If she doesn't speak very much English, then you could teach her yourself. Start off with things that she will relate to everyday.

Example 1.

Sit with her. Have a pencil in front of her and one in front of yourself. Sit a plate or a dish in-between. Speak very simply (keep it stupid simple)as you would imagine the Thai to be spoken.

Point to the pencil and name it (pencil), make sure she repeats it.

Point to the plate and name it. Make sure she repeats it. (-demonstrate where necessary-)

Say.. "pick up pencil" (don't pick up her pencil for her,pick up yours, let her work it out) and repeat until she connects. If you are doing it with empathy she will get it about 2 shots.

Say.. "put in plate" (or dish or bowl, whatever you would call it every day).

Do this several times.

The next day do it again.

If she does it first time, change it slightly.

Example 2.

Say.. "pick up pencil. Put next to plate"

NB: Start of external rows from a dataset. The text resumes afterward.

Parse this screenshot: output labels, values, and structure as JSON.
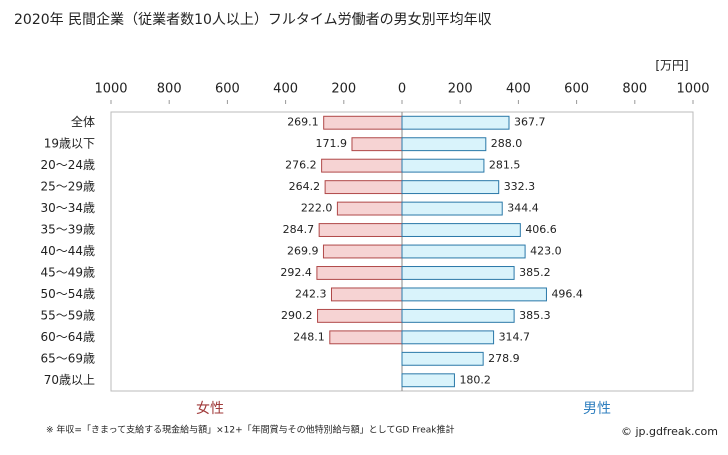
{
  "chart_data": {
    "type": "butterfly",
    "title": "2020年 民間企業（従業者数10人以上）フルタイム労働者の男女別平均年収",
    "unit": "[万円]",
    "categories": [
      "全体",
      "19歳以下",
      "20～24歳",
      "25～29歳",
      "30～34歳",
      "35～39歳",
      "40～44歳",
      "45～49歳",
      "50～54歳",
      "55～59歳",
      "60～64歳",
      "65～69歳",
      "70歳以上"
    ],
    "series": [
      {
        "name": "女性",
        "side": "left",
        "color": "#f6d3d3",
        "stroke": "#b04848",
        "label_color": "#a03a3a",
        "values": [
          269.1,
          171.9,
          276.2,
          264.2,
          222.0,
          284.7,
          269.9,
          292.4,
          242.3,
          290.2,
          248.1,
          null,
          null
        ],
        "value_labels": [
          "269.1",
          "171.9",
          "276.2",
          "264.2",
          "222.0",
          "284.7",
          "269.9",
          "292.4",
          "242.3",
          "290.2",
          "248.1",
          null,
          null
        ]
      },
      {
        "name": "男性",
        "side": "right",
        "color": "#d9f3fb",
        "stroke": "#2a78a8",
        "label_color": "#2f7fbf",
        "values": [
          367.7,
          288.0,
          281.5,
          332.3,
          344.4,
          406.6,
          423.0,
          385.2,
          496.4,
          385.3,
          314.7,
          278.9,
          180.2
        ],
        "value_labels": [
          "367.7",
          "288.0",
          "281.5",
          "332.3",
          "344.4",
          "406.6",
          "423.0",
          "385.2",
          "496.4",
          "385.3",
          "314.7",
          "278.9",
          "180.2"
        ]
      }
    ],
    "xlim": [
      0,
      1000
    ],
    "left_xticks": [
      1000,
      800,
      600,
      400,
      200
    ],
    "right_xticks": [
      0,
      200,
      400,
      600,
      800,
      1000
    ],
    "footnote": "※ 年収=「きまって支給する現金給与額」×12+「年間賞与その他特別給与額」としてGD Freak推計",
    "credit": "© jp.gdfreak.com"
  }
}
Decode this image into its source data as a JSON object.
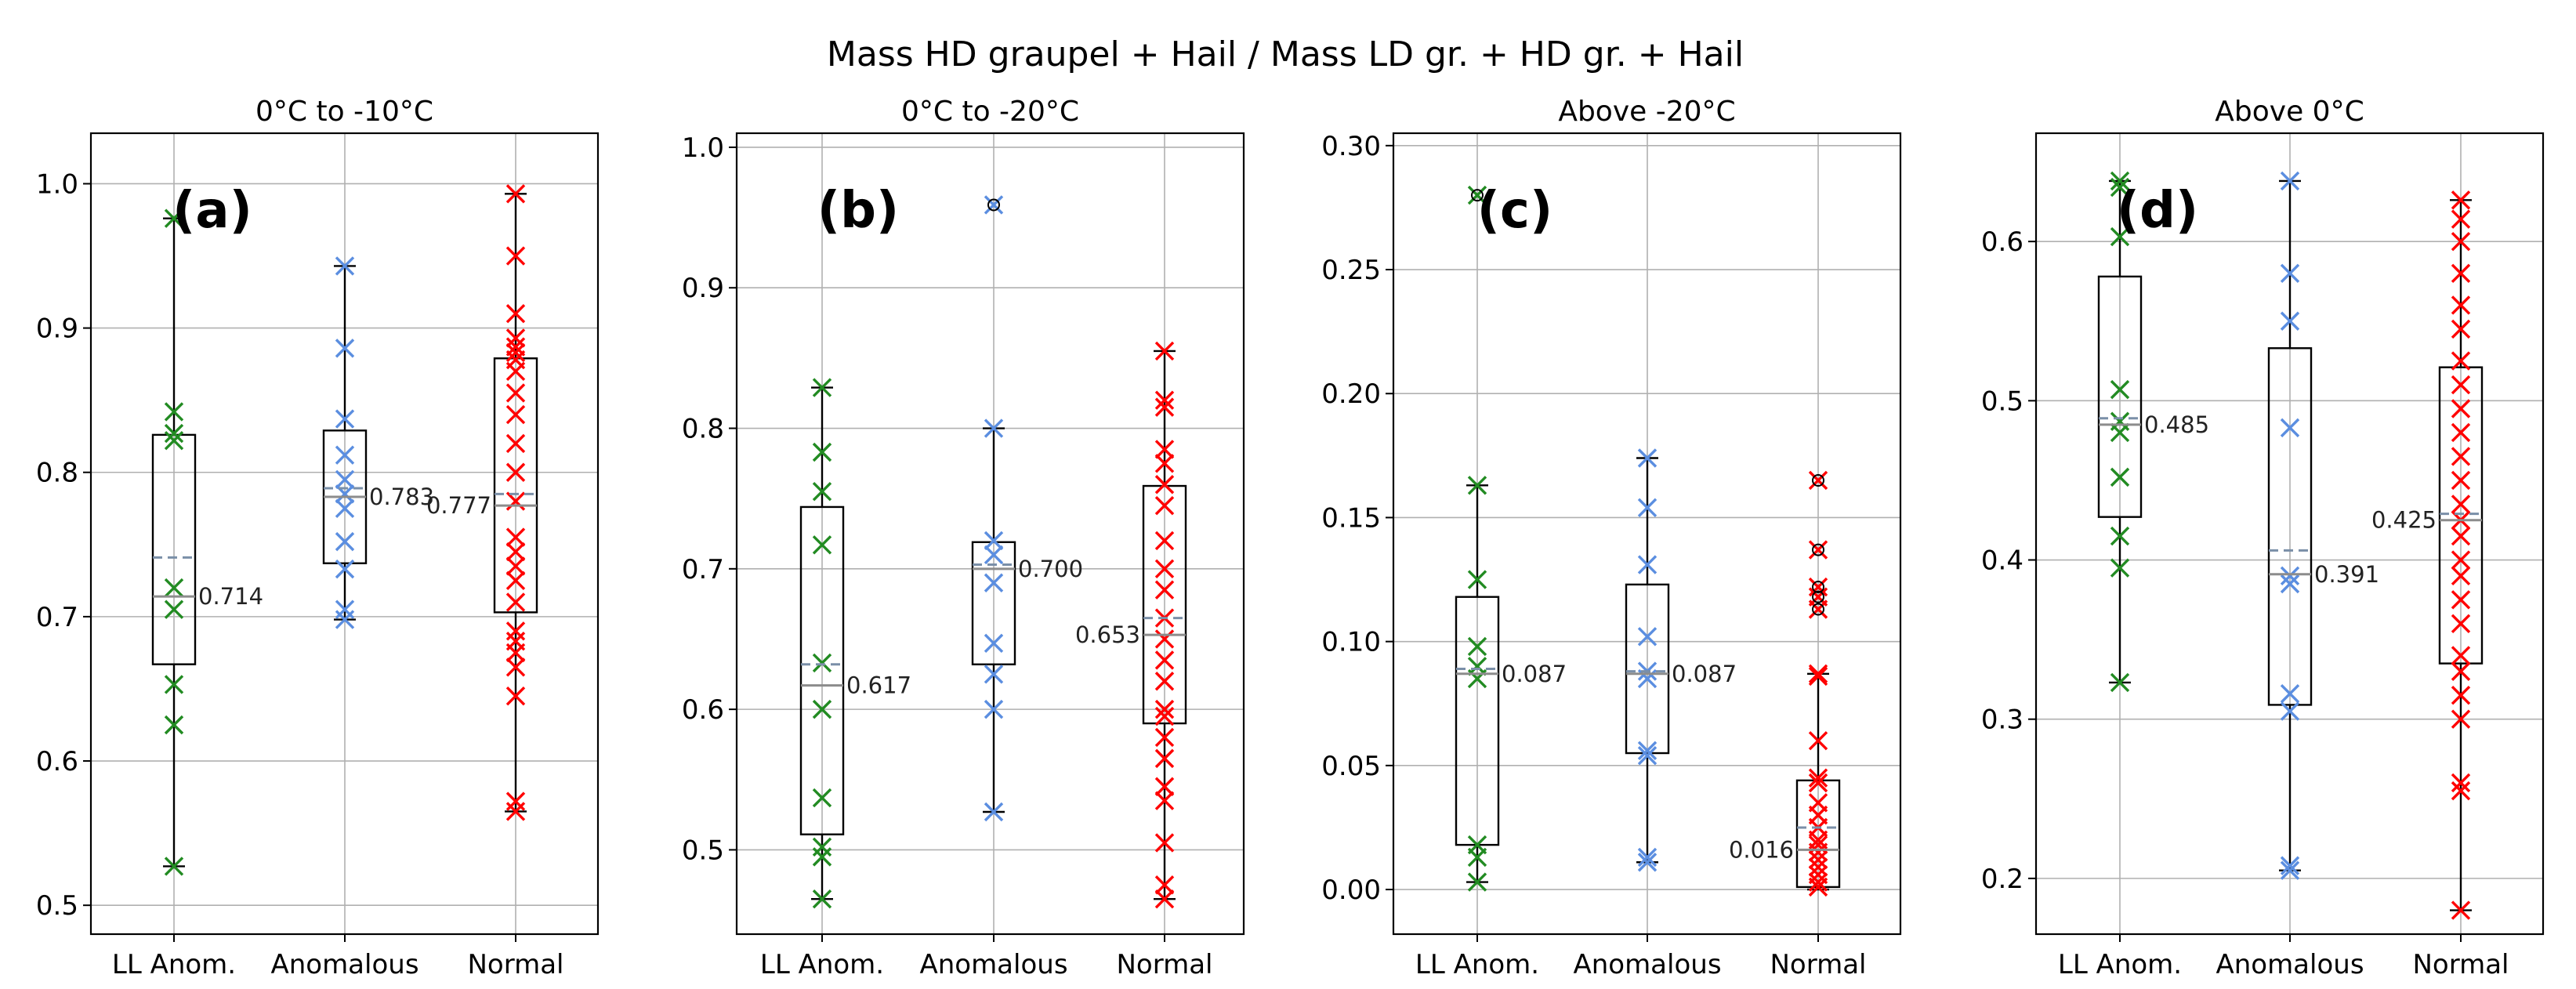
{
  "figure": {
    "suptitle": "Mass HD graupel + Hail / Mass LD gr. + HD gr. + Hail",
    "colors": {
      "LL Anom.": "#228b22",
      "Anomalous": "#5b8ee0",
      "Normal": "#ff0000"
    }
  },
  "chart_data": [
    {
      "type": "box",
      "panel_label": "(a)",
      "title": "0°C to -10°C",
      "categories": [
        "LL Anom.",
        "Anomalous",
        "Normal"
      ],
      "ylim": [
        0.48,
        1.035
      ],
      "yticks": [
        0.5,
        0.6,
        0.7,
        0.8,
        0.9,
        1.0
      ],
      "ytick_labels": [
        "0.5",
        "0.6",
        "0.7",
        "0.8",
        "0.9",
        "1.0"
      ],
      "series": [
        {
          "name": "LL Anom.",
          "points": [
            0.976,
            0.842,
            0.827,
            0.822,
            0.72,
            0.705,
            0.653,
            0.625,
            0.527
          ],
          "q1": 0.667,
          "median": 0.714,
          "q3": 0.826,
          "mean": 0.741,
          "whisker_low": 0.527,
          "whisker_high": 0.976,
          "label": "0.714",
          "label_side": "right",
          "fliers": []
        },
        {
          "name": "Anomalous",
          "points": [
            0.943,
            0.886,
            0.837,
            0.812,
            0.795,
            0.785,
            0.775,
            0.752,
            0.733,
            0.705,
            0.698
          ],
          "q1": 0.737,
          "median": 0.783,
          "q3": 0.829,
          "mean": 0.789,
          "whisker_low": 0.698,
          "whisker_high": 0.943,
          "label": "0.783",
          "label_side": "right",
          "fliers": []
        },
        {
          "name": "Normal",
          "points": [
            0.993,
            0.95,
            0.91,
            0.893,
            0.887,
            0.883,
            0.878,
            0.87,
            0.855,
            0.84,
            0.82,
            0.8,
            0.78,
            0.755,
            0.745,
            0.735,
            0.725,
            0.71,
            0.69,
            0.683,
            0.675,
            0.665,
            0.645,
            0.572,
            0.565
          ],
          "q1": 0.703,
          "median": 0.777,
          "q3": 0.879,
          "mean": 0.785,
          "whisker_low": 0.565,
          "whisker_high": 0.993,
          "label": "0.777",
          "label_side": "left",
          "fliers": []
        }
      ]
    },
    {
      "type": "box",
      "panel_label": "(b)",
      "title": "0°C to -20°C",
      "categories": [
        "LL Anom.",
        "Anomalous",
        "Normal"
      ],
      "ylim": [
        0.44,
        1.01
      ],
      "yticks": [
        0.5,
        0.6,
        0.7,
        0.8,
        0.9,
        1.0
      ],
      "ytick_labels": [
        "0.5",
        "0.6",
        "0.7",
        "0.8",
        "0.9",
        "1.0"
      ],
      "series": [
        {
          "name": "LL Anom.",
          "points": [
            0.829,
            0.783,
            0.755,
            0.717,
            0.633,
            0.6,
            0.537,
            0.502,
            0.495,
            0.465
          ],
          "q1": 0.511,
          "median": 0.617,
          "q3": 0.744,
          "mean": 0.632,
          "whisker_low": 0.465,
          "whisker_high": 0.829,
          "label": "0.617",
          "label_side": "right",
          "fliers": []
        },
        {
          "name": "Anomalous",
          "points": [
            0.959,
            0.8,
            0.72,
            0.71,
            0.69,
            0.647,
            0.625,
            0.6,
            0.527
          ],
          "q1": 0.632,
          "median": 0.7,
          "q3": 0.719,
          "mean": 0.703,
          "whisker_low": 0.527,
          "whisker_high": 0.8,
          "label": "0.700",
          "label_side": "right",
          "fliers": [
            0.959
          ]
        },
        {
          "name": "Normal",
          "points": [
            0.855,
            0.82,
            0.815,
            0.785,
            0.775,
            0.76,
            0.745,
            0.72,
            0.7,
            0.685,
            0.665,
            0.65,
            0.635,
            0.62,
            0.6,
            0.595,
            0.58,
            0.565,
            0.545,
            0.535,
            0.505,
            0.475,
            0.465
          ],
          "q1": 0.59,
          "median": 0.653,
          "q3": 0.759,
          "mean": 0.665,
          "whisker_low": 0.465,
          "whisker_high": 0.855,
          "label": "0.653",
          "label_side": "left",
          "fliers": []
        }
      ]
    },
    {
      "type": "box",
      "panel_label": "(c)",
      "title": "Above -20°C",
      "categories": [
        "LL Anom.",
        "Anomalous",
        "Normal"
      ],
      "ylim": [
        -0.018,
        0.305
      ],
      "yticks": [
        0.0,
        0.05,
        0.1,
        0.15,
        0.2,
        0.25,
        0.3
      ],
      "ytick_labels": [
        "0.00",
        "0.05",
        "0.10",
        "0.15",
        "0.20",
        "0.25",
        "0.30"
      ],
      "series": [
        {
          "name": "LL Anom.",
          "points": [
            0.28,
            0.163,
            0.125,
            0.098,
            0.09,
            0.085,
            0.018,
            0.013,
            0.003
          ],
          "q1": 0.018,
          "median": 0.087,
          "q3": 0.118,
          "mean": 0.089,
          "whisker_low": 0.003,
          "whisker_high": 0.163,
          "label": "0.087",
          "label_side": "right",
          "fliers": [
            0.28
          ]
        },
        {
          "name": "Anomalous",
          "points": [
            0.174,
            0.154,
            0.131,
            0.102,
            0.088,
            0.085,
            0.056,
            0.054,
            0.013,
            0.011
          ],
          "q1": 0.055,
          "median": 0.087,
          "q3": 0.123,
          "mean": 0.088,
          "whisker_low": 0.011,
          "whisker_high": 0.174,
          "label": "0.087",
          "label_side": "right",
          "fliers": []
        },
        {
          "name": "Normal",
          "points": [
            0.165,
            0.137,
            0.122,
            0.118,
            0.113,
            0.087,
            0.086,
            0.06,
            0.045,
            0.043,
            0.035,
            0.03,
            0.025,
            0.02,
            0.018,
            0.015,
            0.012,
            0.009,
            0.006,
            0.003,
            0.001
          ],
          "q1": 0.001,
          "median": 0.016,
          "q3": 0.044,
          "mean": 0.025,
          "whisker_low": 0.0,
          "whisker_high": 0.087,
          "label": "0.016",
          "label_side": "left",
          "fliers": [
            0.165,
            0.137,
            0.122,
            0.118,
            0.113
          ]
        }
      ]
    },
    {
      "type": "box",
      "panel_label": "(d)",
      "title": "Above 0°C",
      "categories": [
        "LL Anom.",
        "Anomalous",
        "Normal"
      ],
      "ylim": [
        0.165,
        0.668
      ],
      "yticks": [
        0.2,
        0.3,
        0.4,
        0.5,
        0.6
      ],
      "ytick_labels": [
        "0.2",
        "0.3",
        "0.4",
        "0.5",
        "0.6"
      ],
      "series": [
        {
          "name": "LL Anom.",
          "points": [
            0.638,
            0.634,
            0.603,
            0.507,
            0.487,
            0.48,
            0.452,
            0.415,
            0.395,
            0.323
          ],
          "q1": 0.427,
          "median": 0.485,
          "q3": 0.578,
          "mean": 0.489,
          "whisker_low": 0.323,
          "whisker_high": 0.638,
          "label": "0.485",
          "label_side": "right",
          "fliers": []
        },
        {
          "name": "Anomalous",
          "points": [
            0.638,
            0.58,
            0.55,
            0.483,
            0.39,
            0.385,
            0.316,
            0.305,
            0.208,
            0.205
          ],
          "q1": 0.309,
          "median": 0.391,
          "q3": 0.533,
          "mean": 0.406,
          "whisker_low": 0.205,
          "whisker_high": 0.638,
          "label": "0.391",
          "label_side": "right",
          "fliers": []
        },
        {
          "name": "Normal",
          "points": [
            0.626,
            0.614,
            0.6,
            0.58,
            0.56,
            0.545,
            0.525,
            0.51,
            0.495,
            0.48,
            0.465,
            0.45,
            0.435,
            0.425,
            0.415,
            0.4,
            0.39,
            0.375,
            0.36,
            0.34,
            0.33,
            0.315,
            0.3,
            0.26,
            0.255,
            0.18
          ],
          "q1": 0.335,
          "median": 0.425,
          "q3": 0.521,
          "mean": 0.429,
          "whisker_low": 0.18,
          "whisker_high": 0.626,
          "label": "0.425",
          "label_side": "left",
          "fliers": []
        }
      ]
    }
  ]
}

Use the same methods I have described above.

Example 3.

Point to the remote control.

Name it, get her to repeat it.

Say.. "Pick up remote, put in plate"

"Pick up pencil, put in plate"

(Notice that you are revising a previous lesson, very important)

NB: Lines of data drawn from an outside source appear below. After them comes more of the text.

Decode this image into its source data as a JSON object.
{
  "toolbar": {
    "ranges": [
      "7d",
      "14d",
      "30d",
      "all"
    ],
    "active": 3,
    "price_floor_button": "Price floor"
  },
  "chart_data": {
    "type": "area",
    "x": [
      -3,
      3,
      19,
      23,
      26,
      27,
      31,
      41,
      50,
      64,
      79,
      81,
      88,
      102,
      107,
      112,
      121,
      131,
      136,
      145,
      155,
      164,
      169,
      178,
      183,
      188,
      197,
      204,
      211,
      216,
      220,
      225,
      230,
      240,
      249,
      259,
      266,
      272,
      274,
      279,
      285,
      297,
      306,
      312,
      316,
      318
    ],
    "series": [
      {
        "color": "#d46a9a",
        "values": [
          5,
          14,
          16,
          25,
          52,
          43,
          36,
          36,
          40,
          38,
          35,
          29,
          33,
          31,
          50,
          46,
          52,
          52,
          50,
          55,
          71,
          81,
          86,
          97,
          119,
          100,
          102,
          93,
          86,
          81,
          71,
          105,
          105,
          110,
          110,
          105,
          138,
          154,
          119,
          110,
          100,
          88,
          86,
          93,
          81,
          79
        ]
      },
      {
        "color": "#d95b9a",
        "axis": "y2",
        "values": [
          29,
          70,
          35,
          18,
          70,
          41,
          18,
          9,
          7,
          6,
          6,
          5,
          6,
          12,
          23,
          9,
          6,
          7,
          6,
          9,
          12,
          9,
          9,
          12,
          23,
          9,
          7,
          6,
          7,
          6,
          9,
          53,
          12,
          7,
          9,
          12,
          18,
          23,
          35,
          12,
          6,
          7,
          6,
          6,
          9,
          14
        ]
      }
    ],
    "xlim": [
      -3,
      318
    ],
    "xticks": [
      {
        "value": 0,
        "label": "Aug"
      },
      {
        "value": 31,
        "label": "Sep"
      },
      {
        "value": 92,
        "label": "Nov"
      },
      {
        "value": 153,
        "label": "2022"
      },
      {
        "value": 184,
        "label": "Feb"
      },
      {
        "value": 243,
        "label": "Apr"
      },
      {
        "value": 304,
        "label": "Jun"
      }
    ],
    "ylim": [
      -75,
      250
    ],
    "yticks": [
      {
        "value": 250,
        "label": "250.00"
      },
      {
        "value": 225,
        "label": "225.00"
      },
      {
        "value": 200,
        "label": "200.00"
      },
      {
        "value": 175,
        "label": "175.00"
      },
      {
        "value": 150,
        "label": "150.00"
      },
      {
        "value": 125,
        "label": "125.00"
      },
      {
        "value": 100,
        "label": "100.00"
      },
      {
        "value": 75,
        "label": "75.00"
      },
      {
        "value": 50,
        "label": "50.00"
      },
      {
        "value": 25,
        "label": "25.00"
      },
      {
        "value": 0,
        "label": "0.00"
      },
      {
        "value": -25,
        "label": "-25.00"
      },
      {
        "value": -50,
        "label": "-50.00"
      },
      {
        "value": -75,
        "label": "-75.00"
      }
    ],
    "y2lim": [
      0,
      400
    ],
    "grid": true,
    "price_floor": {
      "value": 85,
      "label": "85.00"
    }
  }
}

"pick up remote, put next to plate"

"pick up pencil, put next to plate"

Do this several times and the next day review it.

Every time she achieves something, clap and cheer.

If she doesn't get something after the first few times, she's not the problem, her teacher is. So don't be nasty. Clap and cheer. She needn't say long sentences right away, that'll come with confidence.

After a few short days she will learn to modify these sentences and adapt them to other things.

"pick up spoon"

"put in drawer"

"put on table"

"set the table"

"lets set the table"

"lets set the table together"

etc. etc. Don't forget revision.

If she becomes disinterested, do something else and come back to it later (it's not a problem).

Through doing this you may learn Thai if you don't already speak it. (you may hear her say things like "sai" when you "put in" and "bon" when you "put on"). If you do speak Thai, don't while you are teaching her. Otherwise she will develop a bad habit of translating everything as people speak to her.

Once she starts talking, she will understand words when other people speak. Eventually teaching herself.

A long road but, you're the man for the job.

That is of course, if you are gentle, caring and very, very calm.

Best of luck to you...... Paul.

p.s. This is a method I have used with kids and adults that can't speak english and it works. I have got very small children (kindergarten) to draw several geometric shapes and label them in english, using the shapes to create pictures of cats, dogs, elephants etc. and label those too, all in 45 minutes. It's based on my tefl teacher's demonstration with a group of adults.